Se fosse assim, ficaria simples demais dizer o que eles poderiam ter feito e evitar se colocar no lugar de ambos. A vida não é tão previsível, ao ponto de nos dar o direito de julgar alguém por dizer bobagens, em forma de revolta.

Quem nunca sentiu a vontade de sacudir toda a culpa em cima de uma pessoa que ama, nunca sentiu uma dor tão lancinante ao ponto de perturbar as estruturas que nos sustentam ou, pelo menos, pensamos que o fazem.

Jó sabia o que estava se passando com sua mulher, pois sua situação era muito parecida. Ele foi muito forte para não revidar da mesma forma do ataque, pois somente terminou algo que havia sido iniciado de forma maldosa.

Sua resposta foi curta e simples, ao ponto de eliminar qualquer continuidade ou de piora de um conflito desnecessário, baseado no sofrimento que ambos estavam passando.

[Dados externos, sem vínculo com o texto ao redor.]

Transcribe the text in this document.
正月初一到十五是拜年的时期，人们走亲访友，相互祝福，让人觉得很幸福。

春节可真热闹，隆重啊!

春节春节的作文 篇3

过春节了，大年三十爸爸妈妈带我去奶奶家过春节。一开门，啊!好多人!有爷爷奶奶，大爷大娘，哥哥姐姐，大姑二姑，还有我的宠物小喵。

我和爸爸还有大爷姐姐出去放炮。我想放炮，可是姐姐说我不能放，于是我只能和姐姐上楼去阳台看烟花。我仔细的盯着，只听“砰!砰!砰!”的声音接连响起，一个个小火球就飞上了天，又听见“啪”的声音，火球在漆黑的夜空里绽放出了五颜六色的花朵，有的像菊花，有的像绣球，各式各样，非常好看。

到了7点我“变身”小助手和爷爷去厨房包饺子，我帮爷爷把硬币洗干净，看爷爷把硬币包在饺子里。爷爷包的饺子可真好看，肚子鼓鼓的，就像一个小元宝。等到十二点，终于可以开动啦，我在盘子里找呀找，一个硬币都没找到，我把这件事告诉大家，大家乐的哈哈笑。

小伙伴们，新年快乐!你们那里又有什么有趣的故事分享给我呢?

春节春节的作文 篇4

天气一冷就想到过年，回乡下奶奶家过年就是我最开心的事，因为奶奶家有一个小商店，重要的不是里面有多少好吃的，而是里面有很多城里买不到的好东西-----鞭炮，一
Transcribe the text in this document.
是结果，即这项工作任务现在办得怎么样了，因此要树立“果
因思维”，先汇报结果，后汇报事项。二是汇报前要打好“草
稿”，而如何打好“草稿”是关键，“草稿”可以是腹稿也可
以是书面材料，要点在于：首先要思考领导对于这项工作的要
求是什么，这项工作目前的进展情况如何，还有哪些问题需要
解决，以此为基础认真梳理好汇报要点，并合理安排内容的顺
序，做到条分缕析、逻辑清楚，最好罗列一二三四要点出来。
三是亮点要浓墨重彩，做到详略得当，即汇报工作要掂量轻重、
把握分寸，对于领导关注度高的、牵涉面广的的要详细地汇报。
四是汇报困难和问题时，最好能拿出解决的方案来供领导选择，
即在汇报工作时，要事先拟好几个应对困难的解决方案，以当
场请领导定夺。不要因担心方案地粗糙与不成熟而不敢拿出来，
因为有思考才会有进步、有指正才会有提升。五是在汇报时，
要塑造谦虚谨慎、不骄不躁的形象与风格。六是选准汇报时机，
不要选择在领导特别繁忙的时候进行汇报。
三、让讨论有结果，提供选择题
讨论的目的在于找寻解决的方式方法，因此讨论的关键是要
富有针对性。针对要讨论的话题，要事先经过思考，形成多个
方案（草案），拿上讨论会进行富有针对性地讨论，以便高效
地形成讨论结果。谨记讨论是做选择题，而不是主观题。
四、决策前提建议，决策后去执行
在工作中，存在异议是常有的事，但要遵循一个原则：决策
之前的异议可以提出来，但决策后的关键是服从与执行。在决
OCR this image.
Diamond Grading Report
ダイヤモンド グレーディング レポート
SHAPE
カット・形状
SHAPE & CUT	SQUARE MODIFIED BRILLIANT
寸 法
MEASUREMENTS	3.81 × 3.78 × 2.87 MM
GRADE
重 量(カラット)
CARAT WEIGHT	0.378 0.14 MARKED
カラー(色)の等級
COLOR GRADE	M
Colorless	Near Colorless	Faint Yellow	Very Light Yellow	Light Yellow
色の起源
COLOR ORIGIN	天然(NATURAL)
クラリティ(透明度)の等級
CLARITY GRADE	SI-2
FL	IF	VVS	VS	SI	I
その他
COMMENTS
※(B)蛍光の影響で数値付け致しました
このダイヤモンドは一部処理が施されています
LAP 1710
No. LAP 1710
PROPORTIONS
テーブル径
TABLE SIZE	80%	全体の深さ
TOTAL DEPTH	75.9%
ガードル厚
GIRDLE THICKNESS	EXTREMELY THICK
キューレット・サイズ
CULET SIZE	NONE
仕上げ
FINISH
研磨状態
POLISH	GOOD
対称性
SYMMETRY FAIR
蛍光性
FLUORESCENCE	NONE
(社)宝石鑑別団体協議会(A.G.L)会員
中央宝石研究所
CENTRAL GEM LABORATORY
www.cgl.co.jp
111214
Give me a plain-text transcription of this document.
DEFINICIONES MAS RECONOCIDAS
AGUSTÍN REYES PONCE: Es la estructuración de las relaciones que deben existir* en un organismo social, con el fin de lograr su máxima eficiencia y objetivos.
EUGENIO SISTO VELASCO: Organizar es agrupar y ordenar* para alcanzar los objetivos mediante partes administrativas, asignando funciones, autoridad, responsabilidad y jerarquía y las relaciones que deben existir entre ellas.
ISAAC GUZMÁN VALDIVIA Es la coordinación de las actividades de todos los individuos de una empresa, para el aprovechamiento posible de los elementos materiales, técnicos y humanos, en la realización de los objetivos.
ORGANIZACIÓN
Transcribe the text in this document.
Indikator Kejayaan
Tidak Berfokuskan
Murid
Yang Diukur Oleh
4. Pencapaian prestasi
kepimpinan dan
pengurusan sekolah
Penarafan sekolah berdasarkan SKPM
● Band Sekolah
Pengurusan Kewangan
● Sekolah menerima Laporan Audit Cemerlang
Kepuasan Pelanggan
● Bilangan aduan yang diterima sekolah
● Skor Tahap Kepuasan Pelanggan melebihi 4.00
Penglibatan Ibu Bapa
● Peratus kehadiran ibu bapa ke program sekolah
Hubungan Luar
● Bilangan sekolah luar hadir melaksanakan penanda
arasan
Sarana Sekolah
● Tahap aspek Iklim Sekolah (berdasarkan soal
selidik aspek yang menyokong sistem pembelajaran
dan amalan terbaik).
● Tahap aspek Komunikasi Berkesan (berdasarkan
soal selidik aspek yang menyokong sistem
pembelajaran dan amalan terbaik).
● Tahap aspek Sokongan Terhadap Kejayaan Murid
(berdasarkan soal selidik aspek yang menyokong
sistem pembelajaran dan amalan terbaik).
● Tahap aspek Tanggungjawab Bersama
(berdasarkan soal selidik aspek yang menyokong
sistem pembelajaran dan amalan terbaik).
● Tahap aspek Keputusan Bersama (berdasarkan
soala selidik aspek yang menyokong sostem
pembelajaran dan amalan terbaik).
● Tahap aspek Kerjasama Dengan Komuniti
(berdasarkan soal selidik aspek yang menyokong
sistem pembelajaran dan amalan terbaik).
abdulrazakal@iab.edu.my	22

Ele deu fim no início de uma guerra sem sentido.

Jo.2.9 - Tentando ver o todo

O conselho daquela mulher parecia algo, de fato, digno de uma resposta tão absurda quanto. Porém, nem sempre conseguimos nos colocar no lugar de alguém que está sofrendo, ao ponto de compreendermos até uma agressão.

Quando somos atacados, temos uma primeira vontade de atacar de volta. Mas quando nos empenhamos em ver por dentro de quem ataca, somos muito mais abrangentes do que qualquer palavra que nos machuque.

Uma visão madura aliada à compreensão do estado de cada pessoa nos torna menos frágeis diante das ciladas das palavras malditas. A habilidade de se dispor a sofrer e superar em conjunto é capaz de evitar coisas piores.

Se tudo que pensássemos fosse externado sem cautela o mundo entraria em guerra. Todos passam por sofrimentos que são incompreensíveis por outros e a forma como reagimos nos mostra a nossa capacidade de transcender.

É uma surpresa pra nós mesmos quando não somos cúmplices com comportamentos e palavras destrutivas. Superamos nossa própria insegurança de tentarmos ser compreendidos e respeitados a todo e qualquer custo.

O vínculo que temos com a destruição é naturalmente mais forte que a conexão, mas podemos superar esse estado padrão para sermos mais do que recebemos e nos tornarmos maiores do que as palavras que machucam.

Não precisamos emprestar nossos ouvidos para ouvir tudo, mas podemos ponderar sobre muitas coisas que são ditas. Enterrados em nós mesmos não nos ajuda a aliviar a falta de compreensão de alguém, nem a nossa própria.

Fazemos o possível para nos calar diante do poder das feridas que são abertas nos nossos tímpanos e irradiam para o coração e para a alma, mas as vezes uma curta orientação se torna mais sábia e inteligente, do que revidar.

Na verdade, as guerras já estão prontas e disponíveis pra nós, mas a paz que colaboramos para manter depende de um esforço além do natural. Ainda bem que temos o poder de mudar isso em nós mesmos, com bastante esforço.

Se formos esperar que alguém perceba e mude para nos sentirmos bem, vamos ficar tão cansados que perdemos as forças. Mas se tivermos a paciência de esperar que todos vejam as mudanças em nós, somos realmente livres.

Quando isso acontece, elas parecem que deixam de ser ditas para dar lugar aos fundamentos mais agradáveis das conversas mais difíceis. O exercício nos torna mais aptos para lidar com a dureza de algo que já foi um desconforto.